Samsung Electronics has added prominent artificial intelligence (AI) experts Dr. Sebastian Seung and Dr. Daniel Lee.
Dr. H. Sebastian Seung, the Evnin Professor in the Neuroscience Institute and Department of Computer Science at Princeton University and Dr. Daniel D. Lee, the UPS Foundation Chair Professor in the School of Engineering and Applied Science at the University of Pennsylvania will expand Samsung global AI R&D capabilities.
At Samsung Research, Dr. Seung and Dr. Lee will play a central role in building up fundamental research on AI that will advance human knowledge with the potential for revolutionary business impact.
“Samsung is a company with a long history of pursuing innovation, and is committed to tapping the full potential of artificial intelligence,” said Dr. Seung.
Now an eminent computational neuroscientist, Dr. Seung originally studied theoretical physics at Harvard University. Before joining Princeton University in 2014, he worked as a researcher at Bell Labs and a professor at the Massachusetts Institute of Technology (MIT). He serves on the Advisory Committees of the Pan-Canadian Artificial Intelligence Strategy and the Canadian Institute for Advanced Research (CIFAR) program on Learning in Machines and Brains.

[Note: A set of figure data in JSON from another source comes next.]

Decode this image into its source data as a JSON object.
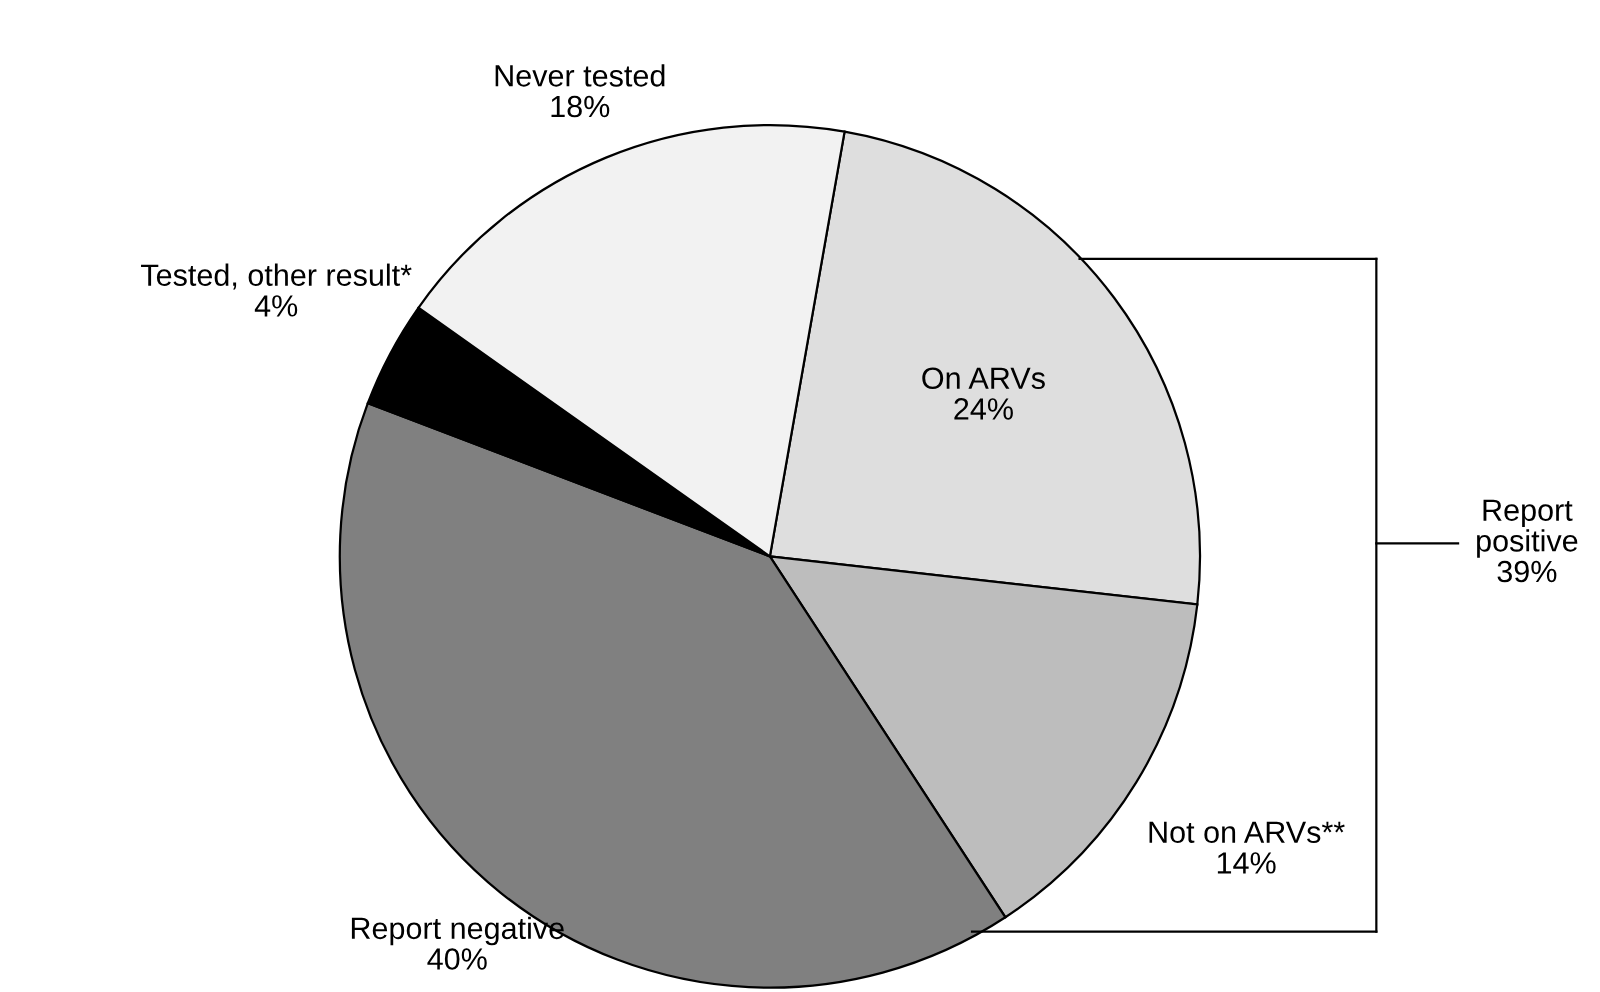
{
  "chart_data": {
    "type": "pie",
    "categories": [
      "On ARVs",
      "Not on ARVs**",
      "Report negative",
      "Tested, other result*",
      "Never tested"
    ],
    "values": [
      24,
      14,
      40,
      4,
      18
    ],
    "value_labels": [
      "24%",
      "14%",
      "40%",
      "4%",
      "18%"
    ],
    "colors": [
      "#dedede",
      "#bdbdbd",
      "#808080",
      "#000000",
      "#f2f2f2"
    ],
    "annotations": [
      "Report\npositive\n39%"
    ],
    "legend": false
  }
}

An authority in AI and robotics, Dr. Lee earned his bachelor’s degree in physics from Harvard University and his Ph.D. from MIT. After working as a researcher at Bell Labs, he joined the School of Engineering and Applied Science at the University of Pennsylvania in 2001. Lee is a Fellow of the Association for the Advancement of Artificial Intelligence (AAAI), a Fellow of the Institute of the Electrical and Electronics Engineers (IEEE) and on the Executive Board of the Neural Information Processing Systems (NIPS) Foundation, which runs the premier machine learning conference in the world.
“I am eager to be joining Samsung Research and to help develop next-generation technologies for Samsung Electronics,” said Dr. Lee.

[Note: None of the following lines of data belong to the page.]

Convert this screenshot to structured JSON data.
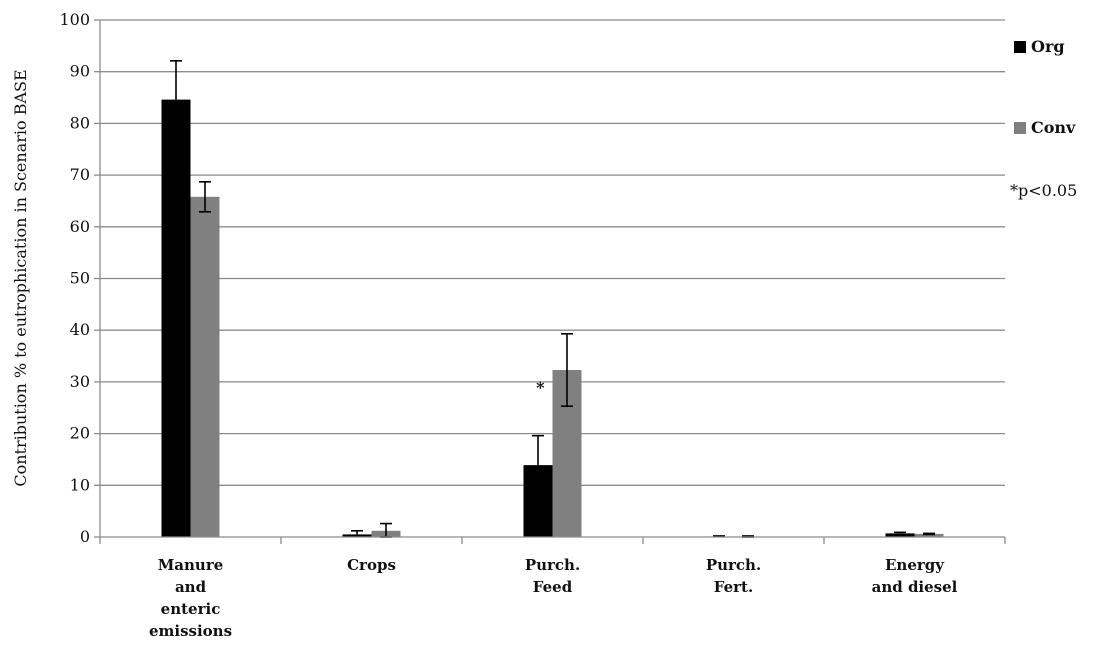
{
  "chart_data": {
    "type": "bar",
    "ylabel": "Contribution % to eutrophication in Scenario BASE",
    "ylim": [
      0,
      100
    ],
    "yticks": [
      0,
      10,
      20,
      30,
      40,
      50,
      60,
      70,
      80,
      90,
      100
    ],
    "grid": true,
    "legend_position": "right",
    "categories": [
      [
        "Manure",
        "and",
        "enteric",
        "emissions"
      ],
      [
        "Crops"
      ],
      [
        "Purch.",
        "Feed"
      ],
      [
        "Purch.",
        "Fert."
      ],
      [
        "Energy",
        "and diesel"
      ]
    ],
    "series": [
      {
        "name": "Org",
        "color": "#000000",
        "values": [
          84.6,
          0.5,
          13.9,
          0.1,
          0.7
        ],
        "err_upper": [
          92.1,
          1.2,
          19.6,
          0.2,
          0.9
        ],
        "err_lower": [
          84.6,
          0.5,
          13.9,
          0.1,
          0.7
        ]
      },
      {
        "name": "Conv",
        "color": "#808080",
        "values": [
          65.8,
          1.2,
          32.3,
          0.1,
          0.6
        ],
        "err_upper": [
          68.7,
          2.6,
          39.3,
          0.2,
          0.7
        ],
        "err_lower": [
          62.9,
          0.0,
          25.3,
          0.0,
          0.5
        ]
      }
    ],
    "annotations": [
      {
        "text": "*",
        "category_index": 2,
        "y": 29
      }
    ],
    "note": "*p<0.05"
  }
}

Drawing inspiration from the brain, the two researchers jointly developed algorithms for machine learning by nonnegative matrix factorization. Later on, Dr. Seung devised an electronic circuit modeled on the brain’s cerebral cortex and featured on the cover of the journal Nature, published one of the first walking robots with reinforcement learning, pioneered the application of convolutional networks to image segmentation, and helped found the field of connectomics that reconstructs the brain’s wiring diagrams with AI.
Dr. Lee has developed a number of leading machine learning algorithms in addition to cutting-edge robotic systems throughout his career. He has pioneered innovative algorithms for unsupervised and reinforcement learning which draw inspiration from the brain’s neural circuitry. He has also led research teams to build advanced intelligent robots for a variety of tasks, including self-driving cars, humanoid robots and collaborative robot teams.